One of the few interior shots I was able to get because of how the sun was angled. The decorative stonework inside the church is simply amazing. One could spend hours studying its intricacies! I do not know if the pews are original; they were certainly uncomfortable!
Blurred, booooo!
Swinging around in an arc to get a photo of the altar-piece. This is oil painted on wood.
A final unfortunately blurred shot toward the highest part of the interior.
Chains! The outside of the Monasterio/Church. According to legend, these chains once held prisoners held by the Muslim overlords of the city. When the city was reconquered by the Christians in c. 1080 CE, evidently they saved the chains (why???). The chains were added to this church by the Christian monarchs Ferdinand and Isabella some 400 years later - according to our guide, as a reminder to the local people that God had set them free from religious enslavement to the Muslims.
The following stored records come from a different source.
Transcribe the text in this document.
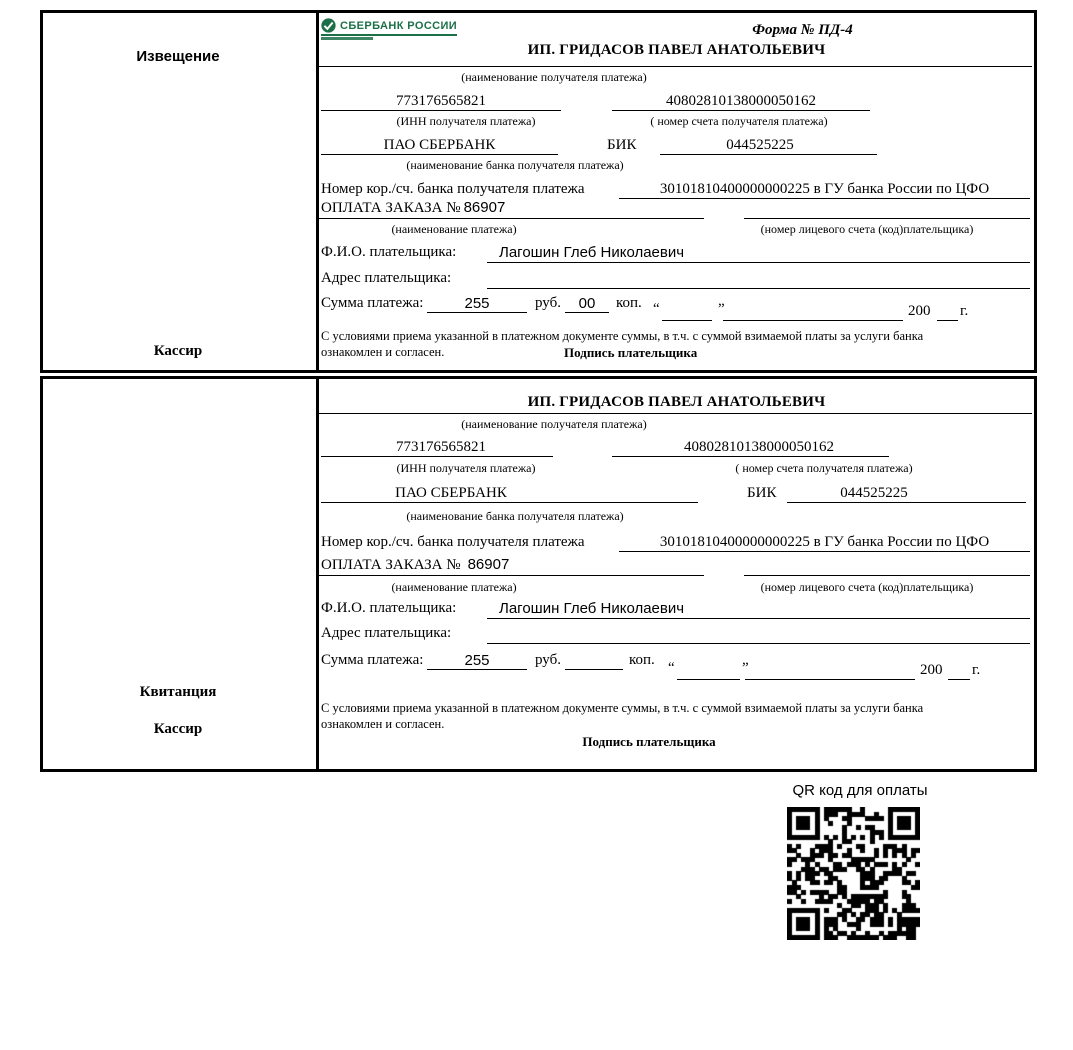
Извещение
Кассир
СБЕРБАНК РОССИИ	Форма № ПД-4
ИП. ГРИДАСОВ ПАВЕЛ АНАТОЛЬЕВИЧ
(наименование получателя платежа)
773176565821	40802810138000050162
(ИНН получателя платежа)	( номер счета получателя платежа)
ПАО СБЕРБАНК	БИК	044525225
(наименование банка получателя платежа)
Номер кор./сч. банка получателя платежа	30101810400000000225 в ГУ банка России по ЦФО
ОПЛАТА ЗАКАЗА № 86907
(наименование платежа)	(номер лицевого счета (код)плательщика)
Ф.И.О. плательщика:	Лагошин Глеб Николаевич
Адрес плательщика:
Сумма платежа:	255	руб.	00	коп. “	”	200 г.
С условиями приема указанной в платежном документе суммы, в т.ч. с суммой взимаемой платы за услуги банка
ознакомлен и согласен.	Подпись плательщика
Квитанция
Кассир
ИП. ГРИДАСОВ ПАВЕЛ АНАТОЛЬЕВИЧ
(наименование получателя платежа)
773176565821	40802810138000050162
(ИНН получателя платежа)	( номер счета получателя платежа)
ПАО СБЕРБАНК	БИК	044525225
(наименование банка получателя платежа)
Номер кор./сч. банка получателя платежа	30101810400000000225 в ГУ банка России по ЦФО
ОПЛАТА ЗАКАЗА № 86907
(наименование платежа)	(номер лицевого счета (код)плательщика)
Ф.И.О. плательщика:	Лагошин Глеб Николаевич
Адрес плательщика:
Сумма платежа:	255	руб.	коп. “	”	200 г.
С условиями приема указанной в платежном документе суммы, в т.ч. с суммой взимаемой платы за услуги банка
ознакомлен и согласен.
Подпись плательщика
QR код для оплаты
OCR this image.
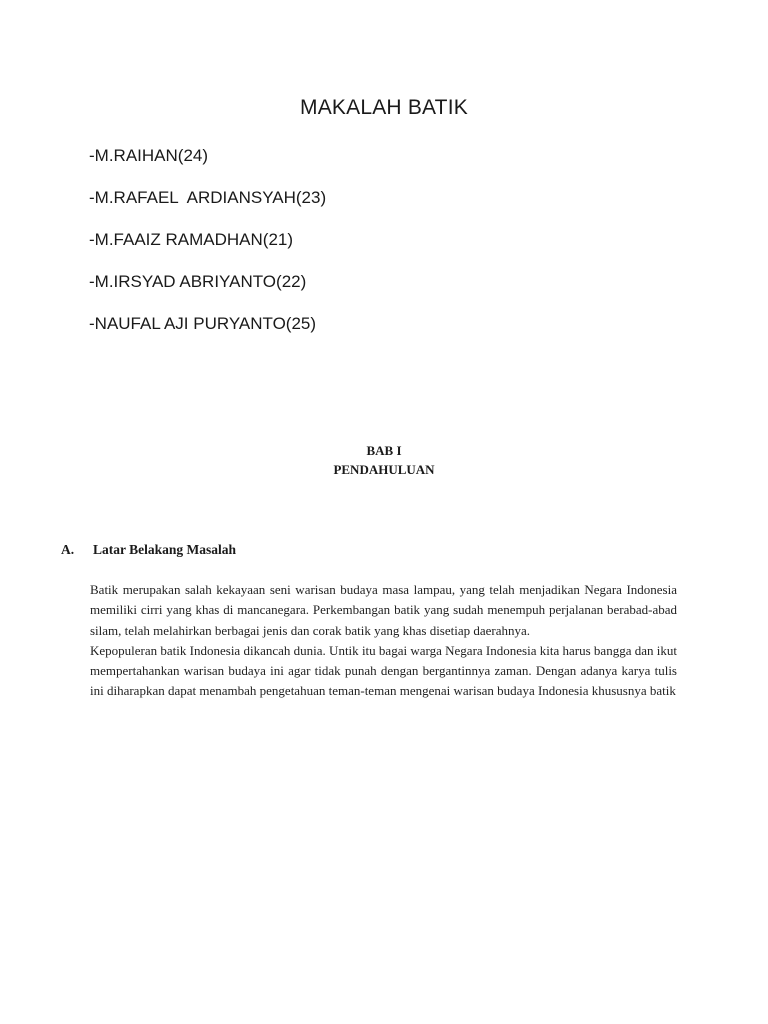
MAKALAH BATIK
-M.RAIHAN(24)
-M.RAFAEL  ARDIANSYAH(23)
-M.FAAIZ RAMADHAN(21)
-M.IRSYAD ABRIYANTO(22)
-NAUFAL AJI PURYANTO(25)
BAB I
PENDAHULUAN
A. Latar Belakang Masalah

Batik merupakan salah kekayaan seni warisan budaya masa lampau, yang telah menjadikan Negara Indonesia memiliki cirri yang khas di mancanegara. Perkembangan batik yang sudah menempuh perjalanan berabad-abad silam, telah melahirkan berbagai jenis dan corak batik yang khas disetiap daerahnya.

Kepopuleran batik Indonesia dikancah dunia. Untik itu bagai warga Negara Indonesia kita harus bangga dan ikut mempertahankan warisan budaya ini agar tidak punah dengan bergantinnya zaman. Dengan adanya karya tulis ini diharapkan dapat menambah pengetahuan teman-teman mengenai warisan budaya Indonesia khususnya batik
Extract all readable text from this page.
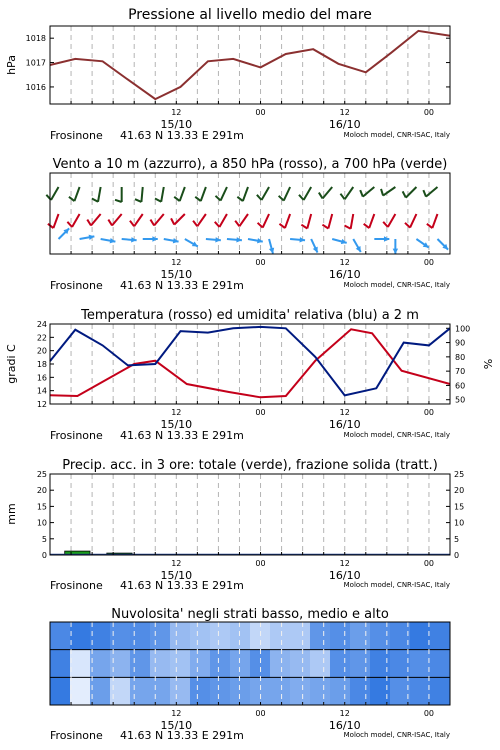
Pressione al livello medio del mare
hPa
1016
1017
1018
12	00	12	00
15/10	16/10
Frosinone 41.63 N 13.33 E 291m	Moloch model, CNR-ISAC, Italy
Vento a 10 m (azzurro), a 850 hPa (rosso), a 700 hPa (verde)
12	00	12	00
15/10	16/10
Frosinone 41.63 N 13.33 E 291m	Moloch model, CNR-ISAC, Italy
Temperatura (rosso) ed umidita' relativa (blu) a 2 m
gradi C	%
12
14
16
18
20
22
24
50
60
70
80
90
100
12	00	12	00
15/10	16/10
Frosinone 41.63 N 13.33 E 291m	Moloch model, CNR-ISAC, Italy
Precip. acc. in 3 ore: totale (verde), frazione solida (tratt.)
mm
0	0
5	5
10	10
15	15
20	20
25	25
12	00	12	00
15/10	16/10
Frosinone 41.63 N 13.33 E 291m	Moloch model, CNR-ISAC, Italy
Nuvolosita' negli strati basso, medio e alto
12	00	12	00
15/10	16/10
Frosinone 41.63 N 13.33 E 291m	Moloch model, CNR-ISAC, Italy
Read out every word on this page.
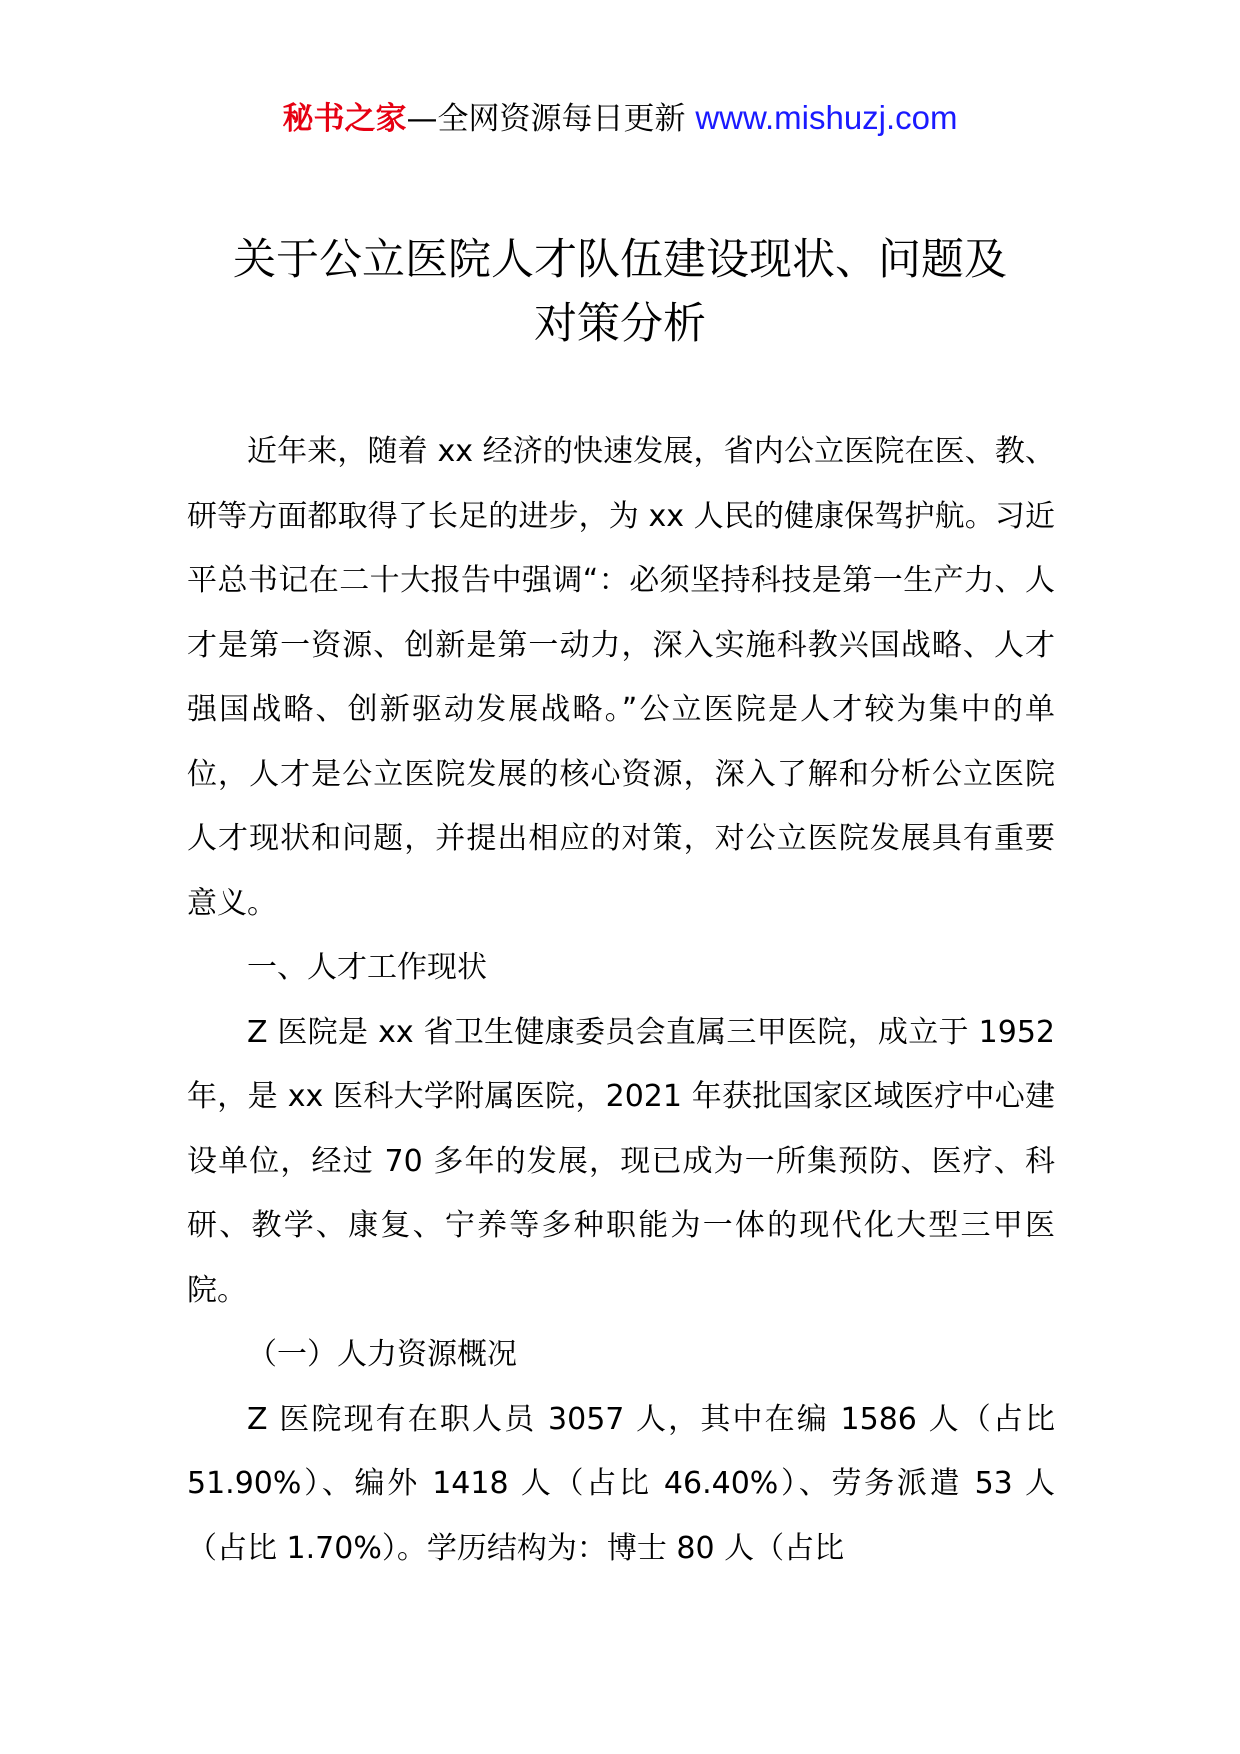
秘书之家—全网资源每日更新 www.mishuzj.com
关于公立医院人才队伍建设现状、问题及
对策分析

近年来，随着 xx 经济的快速发展，省内公立医院在医、教、研等方面都取得了长足的进步，为 xx 人民的健康保驾护航。习近平总书记在二十大报告中强调“：必须坚持科技是第一生产力、人才是第一资源、创新是第一动力，深入实施科教兴国战略、人才强国战略、创新驱动发展战略。”公立医院是人才较为集中的单位，人才是公立医院发展的核心资源，深入了解和分析公立医院人才现状和问题，并提出相应的对策，对公立医院发展具有重要意义。

一、人才工作现状

Z 医院是 xx 省卫生健康委员会直属三甲医院，成立于 1952 年，是 xx 医科大学附属医院，2021 年获批国家区域医疗中心建设单位，经过 70 多年的发展，现已成为一所集预防、医疗、科研、教学、康复、宁养等多种职能为一体的现代化大型三甲医院。

（一）人力资源概况

Z 医院现有在职人员 3057 人，其中在编 1586 人（占比 51.90%）、编外 1418 人（占比 46.40%）、劳务派遣 53 人（占比 1.70%）。学历结构为：博士 80 人（占比
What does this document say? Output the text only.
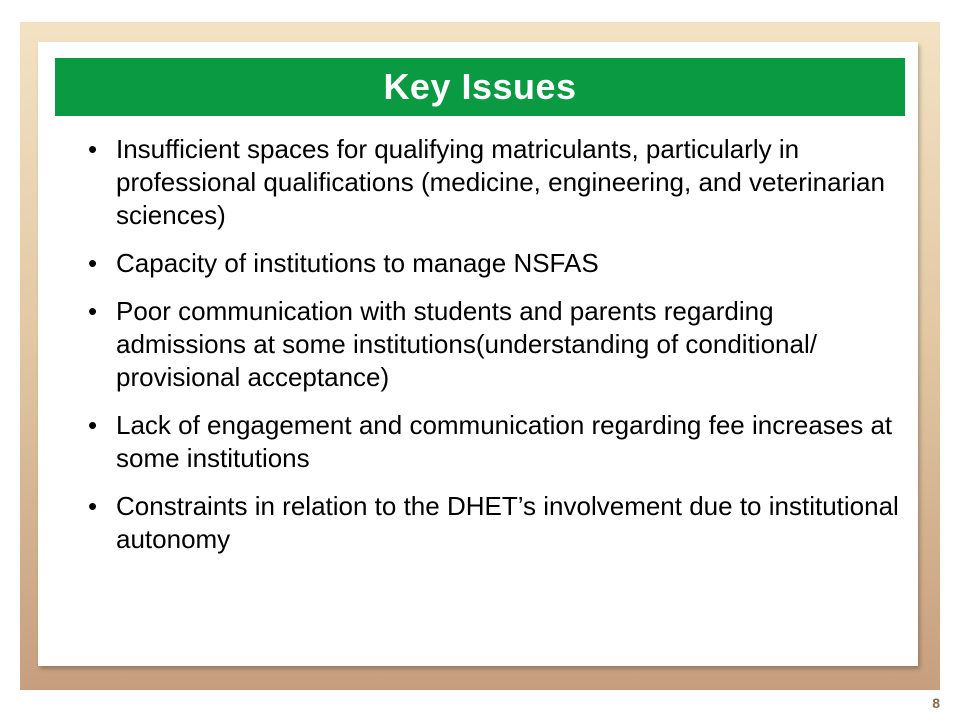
Key Issues
• Insufficient spaces for qualifying matriculants, particularly in professional qualifications (medicine, engineering, and veterinarian sciences)
• Capacity of institutions to manage NSFAS
• Poor communication with students and parents regarding admissions at some institutions(understanding of conditional/ provisional acceptance)
• Lack of engagement and communication regarding fee increases at some institutions
• Constraints in relation to the DHET’s involvement due to institutional autonomy
8
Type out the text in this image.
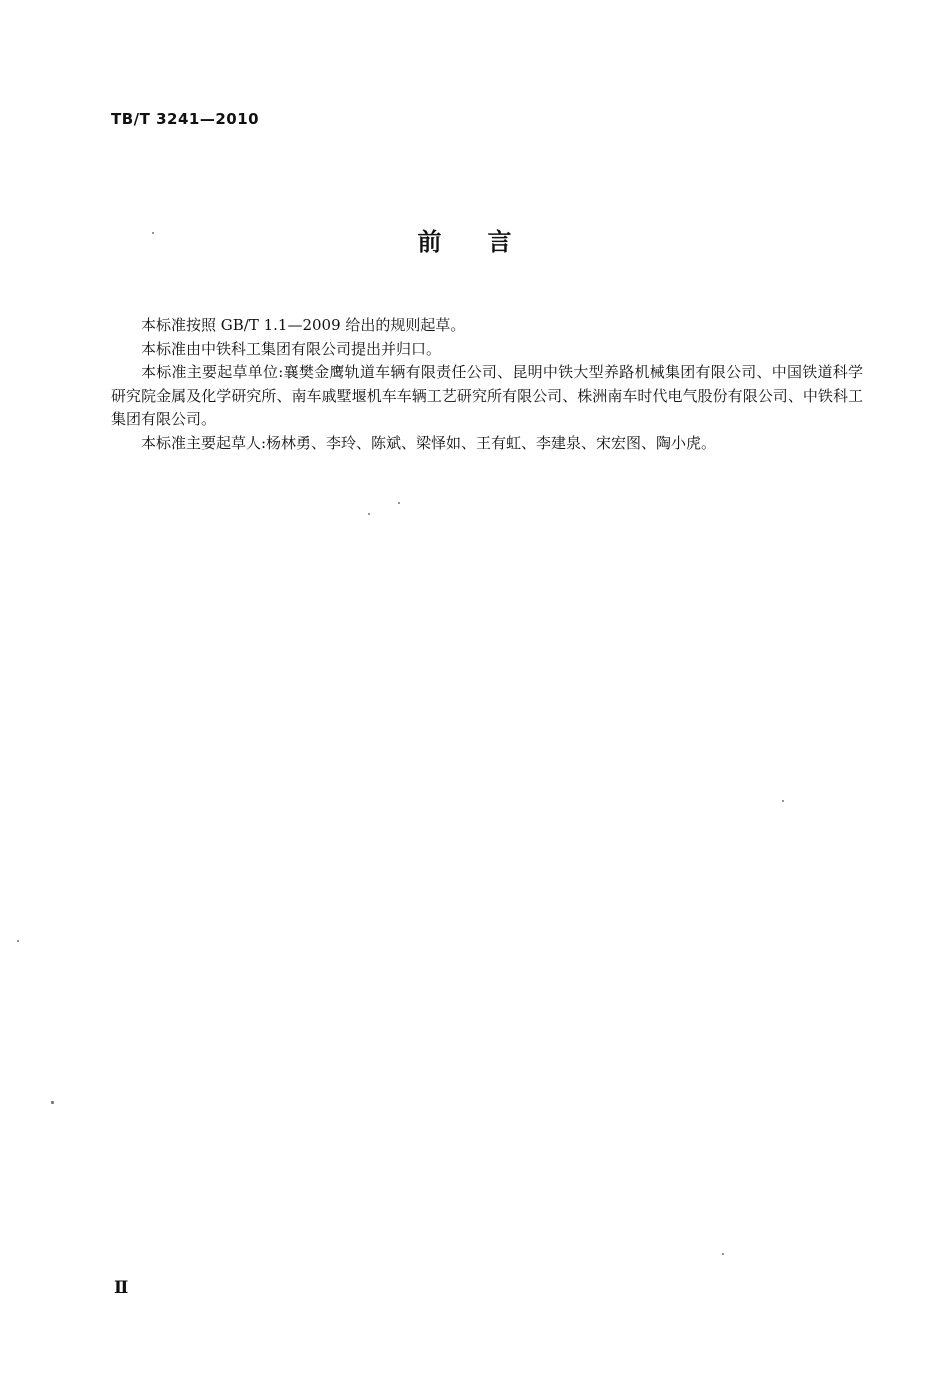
TB/T 3241—2010
前言

本标准按照 GB/T 1.1—2009 给出的规则起草。

本标准由中铁科工集团有限公司提出并归口。

本标准主要起草单位:襄樊金鹰轨道车辆有限责任公司、昆明中铁大型养路机械集团有限公司、中国铁道科学研究院金属及化学研究所、南车戚墅堰机车车辆工艺研究所有限公司、株洲南车时代电气股份有限公司、中铁科工集团有限公司。

本标准主要起草人:杨林勇、李玲、陈斌、梁怿如、王有虹、李建泉、宋宏图、陶小虎。

Ⅱ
I had been expecting a story about Muslim captives being hung up by the chains to die and then slowly rot away. Was our guide white-washing the history of Toledo for public consumption? Why would these chains of degradation of the Christians have been saved between c. 1080 and the early 1500's when this complex was built, to be put up on the outside of a church centuries later? Hmmmm, is there a fishy tale in this somewhere???